Defense Department officials also said yesterday that while the Vincennes reported the aircraft was descending and at an altitude of about 9,000 feet when the two Standard missiles were fired, the Sides had no indications that the plane was descending and reported it above 12,000 feet.

The air control tower at Bandar Abbas reported that the pilot had just received authorization to climb from 7,000 to 14,000 feet when the aircraft was shot down, according to the last recorded radio conversation between the plane and Iranian air controllers.

A six-person team headed by the U.S. Central Command's Rear Adm. William Fogarty arrived on the Vincennes today to begin an investigation of the incident and the conflicting information, officials said. The investigation is expected to take two to three weeks to complete, officials said.

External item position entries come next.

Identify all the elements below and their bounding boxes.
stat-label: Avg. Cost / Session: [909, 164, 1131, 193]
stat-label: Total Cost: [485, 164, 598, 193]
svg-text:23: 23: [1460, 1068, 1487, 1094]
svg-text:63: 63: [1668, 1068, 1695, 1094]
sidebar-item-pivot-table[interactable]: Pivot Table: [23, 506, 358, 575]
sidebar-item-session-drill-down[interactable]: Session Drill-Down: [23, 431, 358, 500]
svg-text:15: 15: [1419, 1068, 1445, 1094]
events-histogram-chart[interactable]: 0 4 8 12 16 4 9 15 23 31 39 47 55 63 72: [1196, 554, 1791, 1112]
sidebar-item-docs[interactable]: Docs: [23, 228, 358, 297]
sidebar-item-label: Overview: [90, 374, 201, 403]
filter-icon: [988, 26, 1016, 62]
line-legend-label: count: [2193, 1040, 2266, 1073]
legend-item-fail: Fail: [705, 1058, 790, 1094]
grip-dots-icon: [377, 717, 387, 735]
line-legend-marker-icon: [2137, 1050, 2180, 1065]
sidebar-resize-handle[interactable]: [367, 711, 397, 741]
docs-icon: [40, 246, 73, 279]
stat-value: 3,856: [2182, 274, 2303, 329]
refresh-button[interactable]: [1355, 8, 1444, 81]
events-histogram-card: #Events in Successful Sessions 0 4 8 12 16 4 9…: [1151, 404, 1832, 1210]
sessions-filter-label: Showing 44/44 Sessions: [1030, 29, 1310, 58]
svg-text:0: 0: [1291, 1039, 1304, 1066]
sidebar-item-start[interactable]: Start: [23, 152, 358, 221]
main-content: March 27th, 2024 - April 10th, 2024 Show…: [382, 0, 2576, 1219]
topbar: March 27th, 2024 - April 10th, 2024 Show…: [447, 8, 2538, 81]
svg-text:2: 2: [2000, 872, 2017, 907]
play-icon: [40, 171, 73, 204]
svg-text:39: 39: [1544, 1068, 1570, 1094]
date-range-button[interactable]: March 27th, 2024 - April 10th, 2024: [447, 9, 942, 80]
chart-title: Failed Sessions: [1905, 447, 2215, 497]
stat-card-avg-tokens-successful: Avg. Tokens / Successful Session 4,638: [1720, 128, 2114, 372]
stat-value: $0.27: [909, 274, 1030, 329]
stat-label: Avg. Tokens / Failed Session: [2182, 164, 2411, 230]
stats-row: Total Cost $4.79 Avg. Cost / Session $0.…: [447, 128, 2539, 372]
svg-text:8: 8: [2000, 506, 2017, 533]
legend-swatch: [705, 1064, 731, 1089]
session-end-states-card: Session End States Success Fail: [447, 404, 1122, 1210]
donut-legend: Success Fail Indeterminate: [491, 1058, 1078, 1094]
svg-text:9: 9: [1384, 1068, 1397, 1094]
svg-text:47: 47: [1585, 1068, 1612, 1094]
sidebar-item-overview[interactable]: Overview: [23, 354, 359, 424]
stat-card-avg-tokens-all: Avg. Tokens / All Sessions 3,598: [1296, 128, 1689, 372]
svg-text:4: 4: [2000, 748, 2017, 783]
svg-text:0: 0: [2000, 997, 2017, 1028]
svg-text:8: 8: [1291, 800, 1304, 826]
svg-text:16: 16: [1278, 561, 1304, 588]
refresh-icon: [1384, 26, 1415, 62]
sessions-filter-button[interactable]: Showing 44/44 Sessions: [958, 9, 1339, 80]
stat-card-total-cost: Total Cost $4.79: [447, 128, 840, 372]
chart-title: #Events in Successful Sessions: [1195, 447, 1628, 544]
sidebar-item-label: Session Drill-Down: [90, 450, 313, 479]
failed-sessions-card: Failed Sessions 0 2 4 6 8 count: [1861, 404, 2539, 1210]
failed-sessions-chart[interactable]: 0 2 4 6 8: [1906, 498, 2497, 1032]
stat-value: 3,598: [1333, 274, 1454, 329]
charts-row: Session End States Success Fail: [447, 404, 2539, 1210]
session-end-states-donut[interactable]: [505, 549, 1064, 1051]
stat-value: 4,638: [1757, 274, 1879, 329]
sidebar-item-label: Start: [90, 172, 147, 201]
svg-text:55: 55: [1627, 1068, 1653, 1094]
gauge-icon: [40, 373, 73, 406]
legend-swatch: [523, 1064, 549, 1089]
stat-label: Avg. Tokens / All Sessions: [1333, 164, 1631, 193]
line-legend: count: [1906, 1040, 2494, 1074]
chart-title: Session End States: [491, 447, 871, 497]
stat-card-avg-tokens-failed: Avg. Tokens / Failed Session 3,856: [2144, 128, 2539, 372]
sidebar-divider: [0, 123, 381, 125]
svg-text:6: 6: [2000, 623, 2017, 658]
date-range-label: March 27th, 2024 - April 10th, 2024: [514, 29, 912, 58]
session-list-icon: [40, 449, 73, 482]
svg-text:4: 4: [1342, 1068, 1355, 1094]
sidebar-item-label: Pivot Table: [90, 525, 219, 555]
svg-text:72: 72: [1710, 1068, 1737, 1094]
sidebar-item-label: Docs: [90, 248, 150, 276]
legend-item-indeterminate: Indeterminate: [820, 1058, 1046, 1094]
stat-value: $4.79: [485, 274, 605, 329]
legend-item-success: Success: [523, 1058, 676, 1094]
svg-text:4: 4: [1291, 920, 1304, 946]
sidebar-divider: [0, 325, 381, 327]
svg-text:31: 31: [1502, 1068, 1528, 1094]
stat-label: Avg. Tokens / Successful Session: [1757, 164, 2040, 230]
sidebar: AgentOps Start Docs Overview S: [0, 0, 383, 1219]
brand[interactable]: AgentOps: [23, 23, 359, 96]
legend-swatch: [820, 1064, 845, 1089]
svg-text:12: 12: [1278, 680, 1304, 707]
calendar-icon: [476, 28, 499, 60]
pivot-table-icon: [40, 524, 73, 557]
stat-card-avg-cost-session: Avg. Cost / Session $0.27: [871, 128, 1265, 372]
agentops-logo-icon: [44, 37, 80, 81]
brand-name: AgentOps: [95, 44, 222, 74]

"The investigation is a Monday morning quarterback excercise," Howard said. "But it is one in which they try to look at that period of time in which the commander of the ship had available to him to make a decision."

Howard reiterated the Pentagon's full support of the actions of the Vincennes skipper.

"The commander had a very few minutes in which to make a very crucial decision that was certainly life-or-death for {him} and for his ship and for his crew," Howard said. "And he had to make that decision based upon the information available to him at the time."

Staff writers David B. Ottaway and Chris Adams contributed to this report.